Top 5 Worst Draft Picks- Kansas City Chiefs
These guys were brought in to help the team win, but couldn't accomplish anything on the field. Today I rank the top five worst draft picks by the Kansas City Chiefs.
5. Ryan Sims
Kansas City passed on two future pro bowlers to take him.
At North Carolina, Ryan Sims was a mammoth of a defensive tackle proving to be a versatile run stopper and pass rusher.
Sims was selected sixth overall in 2002. Rather than anchor the interior of the Chiefs defense, Sims made just 36 starts over five seasons in Kansas City. He notched only 54 tackles, five sacks, and an interception during that time. After Herm Edwards was named head coach, Sims rarely saw the field again.
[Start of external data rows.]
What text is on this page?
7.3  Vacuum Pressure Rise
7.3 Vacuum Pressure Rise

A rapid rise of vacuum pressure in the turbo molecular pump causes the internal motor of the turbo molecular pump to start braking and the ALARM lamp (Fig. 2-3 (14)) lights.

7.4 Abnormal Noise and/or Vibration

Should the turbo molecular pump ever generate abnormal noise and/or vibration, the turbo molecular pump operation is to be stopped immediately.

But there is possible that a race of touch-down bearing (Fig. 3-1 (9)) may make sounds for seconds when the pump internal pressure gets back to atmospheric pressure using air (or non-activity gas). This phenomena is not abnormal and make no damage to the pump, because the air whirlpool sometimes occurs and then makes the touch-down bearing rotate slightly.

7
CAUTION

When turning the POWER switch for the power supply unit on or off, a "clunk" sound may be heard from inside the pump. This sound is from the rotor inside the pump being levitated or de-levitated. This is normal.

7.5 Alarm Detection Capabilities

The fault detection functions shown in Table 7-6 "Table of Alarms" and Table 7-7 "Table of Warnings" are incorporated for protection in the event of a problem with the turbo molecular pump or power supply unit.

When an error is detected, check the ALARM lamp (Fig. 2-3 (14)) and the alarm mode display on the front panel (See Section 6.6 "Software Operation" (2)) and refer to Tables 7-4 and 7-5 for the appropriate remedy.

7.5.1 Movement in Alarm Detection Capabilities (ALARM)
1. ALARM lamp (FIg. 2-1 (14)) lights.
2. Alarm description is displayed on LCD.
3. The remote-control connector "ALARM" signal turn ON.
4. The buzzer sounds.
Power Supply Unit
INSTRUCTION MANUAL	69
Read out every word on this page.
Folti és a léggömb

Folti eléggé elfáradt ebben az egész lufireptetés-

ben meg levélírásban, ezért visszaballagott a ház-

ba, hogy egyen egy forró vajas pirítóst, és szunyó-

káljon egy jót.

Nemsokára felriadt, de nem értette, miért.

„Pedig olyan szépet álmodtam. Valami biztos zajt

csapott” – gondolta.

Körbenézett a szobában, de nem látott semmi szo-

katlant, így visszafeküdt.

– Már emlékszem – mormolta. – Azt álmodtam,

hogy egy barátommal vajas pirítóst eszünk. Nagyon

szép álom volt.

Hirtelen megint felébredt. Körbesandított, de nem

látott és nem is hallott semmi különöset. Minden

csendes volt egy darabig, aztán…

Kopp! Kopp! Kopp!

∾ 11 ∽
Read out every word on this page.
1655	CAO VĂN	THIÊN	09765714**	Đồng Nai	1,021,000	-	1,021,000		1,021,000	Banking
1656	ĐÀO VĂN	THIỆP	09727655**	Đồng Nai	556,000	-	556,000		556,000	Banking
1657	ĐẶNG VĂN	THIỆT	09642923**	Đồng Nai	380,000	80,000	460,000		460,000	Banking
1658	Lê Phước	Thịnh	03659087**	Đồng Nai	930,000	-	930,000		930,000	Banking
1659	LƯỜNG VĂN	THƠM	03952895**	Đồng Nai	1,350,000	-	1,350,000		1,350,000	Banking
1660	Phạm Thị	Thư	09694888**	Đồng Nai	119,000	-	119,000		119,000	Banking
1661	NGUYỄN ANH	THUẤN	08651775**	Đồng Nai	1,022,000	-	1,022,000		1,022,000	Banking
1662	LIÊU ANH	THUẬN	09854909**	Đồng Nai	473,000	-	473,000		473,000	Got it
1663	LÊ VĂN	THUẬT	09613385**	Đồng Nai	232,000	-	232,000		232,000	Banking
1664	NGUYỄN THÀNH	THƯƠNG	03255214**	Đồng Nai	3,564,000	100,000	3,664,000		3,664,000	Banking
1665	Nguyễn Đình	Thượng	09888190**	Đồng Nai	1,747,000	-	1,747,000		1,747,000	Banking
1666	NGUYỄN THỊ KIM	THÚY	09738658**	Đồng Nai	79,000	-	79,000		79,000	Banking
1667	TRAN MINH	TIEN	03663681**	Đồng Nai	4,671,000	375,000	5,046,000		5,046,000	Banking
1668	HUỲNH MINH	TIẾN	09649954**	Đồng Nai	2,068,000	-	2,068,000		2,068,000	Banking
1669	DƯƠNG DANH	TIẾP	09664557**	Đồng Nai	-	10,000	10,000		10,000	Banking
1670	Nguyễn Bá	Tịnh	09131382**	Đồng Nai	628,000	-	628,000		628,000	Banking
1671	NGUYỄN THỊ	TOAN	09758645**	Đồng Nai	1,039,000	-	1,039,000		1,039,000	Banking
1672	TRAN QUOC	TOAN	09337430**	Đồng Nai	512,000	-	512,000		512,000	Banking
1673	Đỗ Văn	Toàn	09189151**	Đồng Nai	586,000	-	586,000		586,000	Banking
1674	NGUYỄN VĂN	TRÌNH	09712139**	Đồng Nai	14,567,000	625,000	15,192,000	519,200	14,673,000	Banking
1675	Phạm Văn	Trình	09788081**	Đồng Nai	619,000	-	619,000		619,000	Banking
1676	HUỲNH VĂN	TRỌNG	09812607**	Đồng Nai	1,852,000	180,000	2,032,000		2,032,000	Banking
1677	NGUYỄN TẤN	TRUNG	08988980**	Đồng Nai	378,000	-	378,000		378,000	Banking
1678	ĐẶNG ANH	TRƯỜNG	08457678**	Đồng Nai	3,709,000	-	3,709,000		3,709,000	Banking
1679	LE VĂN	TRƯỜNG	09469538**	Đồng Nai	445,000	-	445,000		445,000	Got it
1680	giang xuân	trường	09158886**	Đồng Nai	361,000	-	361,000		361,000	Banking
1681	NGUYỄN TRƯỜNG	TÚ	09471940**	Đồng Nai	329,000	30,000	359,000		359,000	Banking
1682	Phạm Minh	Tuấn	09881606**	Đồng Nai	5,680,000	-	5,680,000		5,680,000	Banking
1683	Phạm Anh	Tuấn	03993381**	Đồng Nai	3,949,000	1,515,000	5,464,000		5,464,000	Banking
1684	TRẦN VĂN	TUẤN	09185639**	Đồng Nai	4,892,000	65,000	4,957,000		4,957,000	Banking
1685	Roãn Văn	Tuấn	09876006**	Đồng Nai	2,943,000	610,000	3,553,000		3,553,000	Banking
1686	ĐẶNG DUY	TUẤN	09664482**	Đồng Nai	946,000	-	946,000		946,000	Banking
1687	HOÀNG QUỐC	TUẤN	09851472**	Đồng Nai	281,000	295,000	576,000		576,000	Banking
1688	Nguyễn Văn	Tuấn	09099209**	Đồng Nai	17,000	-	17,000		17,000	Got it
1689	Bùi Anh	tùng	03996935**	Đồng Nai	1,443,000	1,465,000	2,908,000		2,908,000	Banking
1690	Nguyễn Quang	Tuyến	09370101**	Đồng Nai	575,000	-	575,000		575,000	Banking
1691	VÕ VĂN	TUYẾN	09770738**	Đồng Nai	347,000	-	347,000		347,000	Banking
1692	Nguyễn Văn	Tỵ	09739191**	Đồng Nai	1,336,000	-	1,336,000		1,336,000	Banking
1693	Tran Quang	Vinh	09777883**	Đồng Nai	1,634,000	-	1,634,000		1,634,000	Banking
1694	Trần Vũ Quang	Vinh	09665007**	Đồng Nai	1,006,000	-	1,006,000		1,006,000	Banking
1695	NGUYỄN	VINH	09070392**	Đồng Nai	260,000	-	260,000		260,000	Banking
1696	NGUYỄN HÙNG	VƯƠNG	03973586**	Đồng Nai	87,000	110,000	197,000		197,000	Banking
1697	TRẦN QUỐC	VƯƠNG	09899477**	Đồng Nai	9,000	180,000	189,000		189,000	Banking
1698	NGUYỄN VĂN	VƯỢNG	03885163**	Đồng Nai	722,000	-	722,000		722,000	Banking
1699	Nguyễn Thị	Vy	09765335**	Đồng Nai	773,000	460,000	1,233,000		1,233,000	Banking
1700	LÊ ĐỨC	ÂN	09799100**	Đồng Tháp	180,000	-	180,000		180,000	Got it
He was traded to Tampa Bay in 2007 for a seventh round pick.
4. Paul Palmer
He proved to be nothing more than a return specialist at the pro level.
At Temple, Paul Palmer was a star at running back. He finished his college career as Temple's all time leader in career rushing yards, single season rushing yards, and single game rushing yards. He was the runner up to Vinny Testaverde for the 1986 Heisman trophy.
Palmer was selected 19th overall in 1987. While he was named All-Pro as a rookie for leading the AFC in kick return average, he couldn't muster up the same success at running back. Palmer rushed for 607 yards in his two years in Kansas City. After not being able to take over the starting running back spot from the "Nigerian Nightmare" himself, Christian Okoye, he was waived at the end of 1988. He went on to play for three more teams as nothing more than a kick returner
3. Sylvester Morris
Injuries limited him to only 15 games played.
An FCS school product, Sylvester Morris was a productive and dominant player at Jackson State.
Morris was the 21st overall pick in 2000 by Kansas City. Although raw like many small school alumni, he was a big target with loads of potential. The Chiefs hoped he'd turn into a number one wide receiver. Unfortunately, his fate was at the hands of the injury bug. After a decent rookie season in which he recorded 48 receptions for 678 yards, and 3 touchdowns, Morris never played another down in the NFL. Constant, severe knee injuries forced him out of action for the next three years. In 2004, he signed with the Tampa Bay Buccaneers. Once again, a nasty knee injury ended his career. he played just one year in the NFL, but unlike many busts, it wasn't due to off field problems or character issues.
2. Trezelle Jenkins
He was a rare disappointing Michigan offensive lineman.
As a sophomore at Michigan, Trezelle Jenkins was the team's starting left tackle on the Wolverine's undefeated 1992 Rose Bowl team. He proved to be versatile playing both tackle spots during his time at Michigan.
Jenkins was selected 31st overall in 1995. He played in just nine games in three seasons with the Chiefs. He never played another snap in the NFL after he was traded to New Orleans and even couldn't make the roster of an XFL team. What does that say?
1. Todd Blackledge
He ended up being the worst quarterback from the famed 1983 draft class.
At Penn State, Todd Blackledge was a three year starter for the Nittany Lions. He was 31-5 as a starter and led Penn State to the 1982 National Championship victory. He also won the Davey O'Brien Award the same year.
Blackledge was selected seventh overall in 1983. He ended up being the least productive of the six first round quarterbacks in that draft. John Elway, Jim Kelly, and Dan Marino all ended up in the Hall of Fame. Tony Eason led the Patriots to Super XX and Ken O'Brien was a two time pro bowler during his time with the Jets. Blackledge finished his five years in Kansas City throwing more interceptions then touchdowns.